The mind of Tiresias was unchanged in Hades, as Persephone granted him reason even in death, that he alone should have understanding among the dead.

Polymnia: Tiresias, are you asleep?
Tiresias: Yes goddess, I am.
Polymnia: Completely asleep?
Tiresias: Yes, completely.
Polymnia: Then you are listening?
Tiresias: Yes, most clearly.
Polymnia: Let us see, when did I visit you
the last time?
Tiresias: I do not remember too well,
goddess; you and your sisters do not visit my kind
very often. But it was in my bird-observatory.
Polymnia: And what did I tell you while you
were sleeping in your bird-observatory?
Tiresias: I recall you saying that what I
was prophesying had been made up by you and your
sisters, for there was nothing, you said, not even
myself, beyond your and your sister's tales.
Polymnia: So what are you, Tiresias?
Tiresias: A Theban seer, thanks to Apollo,
gracious lady.
Polymnia: Yes, thanks to him, although he
did not give you but a tiny part of what he knows.
What are you more, Theban seer?
Tiresias: A poor mortal ravished by your
greatness.
Polymnia: Are you not a tale yet, stubborn
seer?
Tiresias: If you say so, I must be one, but
I cannot see it.
Polymnia: You must see everything, although
you are blind, but listen can you not.
Tiresias: I would like to. But how could
that be?
Polymnia: How could it not? Am I not myself
a tale?
Tiresias: What you are you know best
yourself, goddess.
Polymnia: Yes, and you cannot tell because
you mortals, living between unimpaired light and
complete darkness, have a fragile mind. Do you
remember who covers that gap?
Tiresias: Your mother Memory does, and the
more we remember, I recall you saying, the more we
know, and the more we forget, the more ignorant we
become.
Polymnia: And who says so?
Tiresias: You say, goddess.
Polymnia: No, the tale says, and I am the
tale and you are the tale, and we are now saying
what my mother allows us to say. Do you follow me
now?
Tiresias: Do we say we are a tale?
Polymnia: That is what we say.
Tiresias: And who is telling it?
Polymnia: The poet.
Tiresias: And you give him the
authority?
Polymnia: Yes.
Tiresias: But you yourself are the tale he
tells?
Polymnia: Yes, and everything else too,
although he repeats what we whisper in his ear.
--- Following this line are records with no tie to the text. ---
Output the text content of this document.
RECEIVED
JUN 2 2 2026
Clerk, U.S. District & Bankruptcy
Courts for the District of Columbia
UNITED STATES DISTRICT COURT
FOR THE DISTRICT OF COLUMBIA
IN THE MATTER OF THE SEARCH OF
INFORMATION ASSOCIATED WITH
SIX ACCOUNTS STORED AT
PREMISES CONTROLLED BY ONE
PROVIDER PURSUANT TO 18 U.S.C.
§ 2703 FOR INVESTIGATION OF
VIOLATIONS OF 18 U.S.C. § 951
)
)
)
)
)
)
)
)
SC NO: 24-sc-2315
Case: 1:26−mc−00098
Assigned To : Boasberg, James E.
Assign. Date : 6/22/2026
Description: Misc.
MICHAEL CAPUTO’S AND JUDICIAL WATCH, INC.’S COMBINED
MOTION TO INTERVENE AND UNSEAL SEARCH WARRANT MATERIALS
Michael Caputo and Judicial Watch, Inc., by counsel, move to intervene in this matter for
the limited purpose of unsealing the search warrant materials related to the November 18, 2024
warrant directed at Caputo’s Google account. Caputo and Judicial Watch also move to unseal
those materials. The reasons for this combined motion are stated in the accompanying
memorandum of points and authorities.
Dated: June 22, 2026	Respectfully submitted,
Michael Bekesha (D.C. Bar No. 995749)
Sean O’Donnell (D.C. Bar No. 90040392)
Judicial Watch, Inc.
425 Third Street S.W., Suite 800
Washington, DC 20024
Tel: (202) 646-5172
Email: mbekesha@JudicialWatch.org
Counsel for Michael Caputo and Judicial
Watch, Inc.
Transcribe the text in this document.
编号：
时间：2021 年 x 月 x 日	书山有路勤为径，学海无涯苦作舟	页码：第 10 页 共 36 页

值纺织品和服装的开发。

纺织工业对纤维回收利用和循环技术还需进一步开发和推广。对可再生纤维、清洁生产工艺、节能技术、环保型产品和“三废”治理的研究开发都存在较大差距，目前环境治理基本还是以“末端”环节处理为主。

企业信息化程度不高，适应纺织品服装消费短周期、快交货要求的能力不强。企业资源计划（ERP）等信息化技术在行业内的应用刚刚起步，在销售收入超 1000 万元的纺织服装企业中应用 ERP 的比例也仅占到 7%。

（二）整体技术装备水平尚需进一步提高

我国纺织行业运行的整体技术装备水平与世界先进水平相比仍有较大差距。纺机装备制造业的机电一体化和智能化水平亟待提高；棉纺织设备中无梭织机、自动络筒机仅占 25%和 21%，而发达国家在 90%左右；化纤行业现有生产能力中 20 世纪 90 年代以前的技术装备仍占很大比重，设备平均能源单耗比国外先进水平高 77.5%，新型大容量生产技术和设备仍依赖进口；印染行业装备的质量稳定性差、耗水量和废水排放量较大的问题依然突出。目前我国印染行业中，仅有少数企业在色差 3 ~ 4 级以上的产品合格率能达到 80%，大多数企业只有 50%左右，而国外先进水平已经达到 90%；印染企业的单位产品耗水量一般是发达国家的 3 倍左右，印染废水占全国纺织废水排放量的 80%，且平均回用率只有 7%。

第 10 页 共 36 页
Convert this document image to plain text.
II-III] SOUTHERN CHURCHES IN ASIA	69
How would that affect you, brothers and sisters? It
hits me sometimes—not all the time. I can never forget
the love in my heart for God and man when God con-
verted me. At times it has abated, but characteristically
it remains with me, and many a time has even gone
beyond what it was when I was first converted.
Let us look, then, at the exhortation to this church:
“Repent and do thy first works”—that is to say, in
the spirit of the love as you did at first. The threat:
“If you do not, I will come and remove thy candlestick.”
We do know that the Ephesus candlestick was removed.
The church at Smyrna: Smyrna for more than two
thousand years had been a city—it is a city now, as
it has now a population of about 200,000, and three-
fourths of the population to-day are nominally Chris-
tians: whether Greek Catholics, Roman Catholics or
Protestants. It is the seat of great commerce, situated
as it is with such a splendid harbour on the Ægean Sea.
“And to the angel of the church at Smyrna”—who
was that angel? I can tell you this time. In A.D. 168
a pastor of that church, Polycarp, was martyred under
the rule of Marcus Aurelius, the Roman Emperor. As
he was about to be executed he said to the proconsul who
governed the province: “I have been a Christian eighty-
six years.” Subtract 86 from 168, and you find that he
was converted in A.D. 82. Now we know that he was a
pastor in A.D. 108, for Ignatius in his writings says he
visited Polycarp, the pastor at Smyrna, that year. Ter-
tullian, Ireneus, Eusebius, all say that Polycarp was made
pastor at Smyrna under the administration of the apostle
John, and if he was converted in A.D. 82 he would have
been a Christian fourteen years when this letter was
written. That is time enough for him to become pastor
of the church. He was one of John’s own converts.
Tiresias: I see. What is going to happen
then?
Polymnia: The seer asked what is going to
happen.
Tiresias: I mean what is going to happen
with all tales.
Polymnia: They will go on for ever, as tales
do, Tiresias.
Tiresias: Shall I go on for ever, then?
Polymnia: Yes, they will be talking about
you thousands of years from now.
Tiresias: I have heard many tales that are
now forgotten.
Polymnia: This is a sacred true tale,
Tiresias, watched over by my mother.
Tiresias: What if mortals get tired and
cease to believe in your sacred true tales?
Polymnia: What has Belief, who comes and
goes and has no form, to do with it?
Tiresias: People could believe the sacred
true tales to be lies.
Polymnia: And what would that amount to?
Lies are the servants of truth. And the tale being
true, we will remain in the midst of the most
bizarre beliefs and watch how they vanish.
Tiresias: How is that? Remain where?
Polymnia: Incorrigible seer! What do you
wish to believe in now? I will tell you nothing,
for you love to spread everywhere the sickness of
blind belief... Nevertheless I like you Tiresias.
But now I must leave.
Tiresias: Already? Did you come to mock me,
goddess? What do you wish?
Polymnia: I came because you are a good
tale, though you do not know it yourself. Farewell,
Tiresias. Do not wake up: someone else is coming in
now.
[Polymnia leaves; Apollo comes.]
Apollo: Tiresias!
Tiresias: Oh Lord, I am dreaming...
Apollo: Yes, you are. Do you still feel the
heavy weight of Sleep upon you?
Tiresias: Yes I do, but I would like to be
able to open my blind eyes and watch your sweet
presence.
Apollo: Do not open your eyes or you will
not see me at all.
Tiresias: I know, I know, great Lord... Oh,
what bliss! Thank you for coming in this moment of
distress to comfort my tired soul with your light.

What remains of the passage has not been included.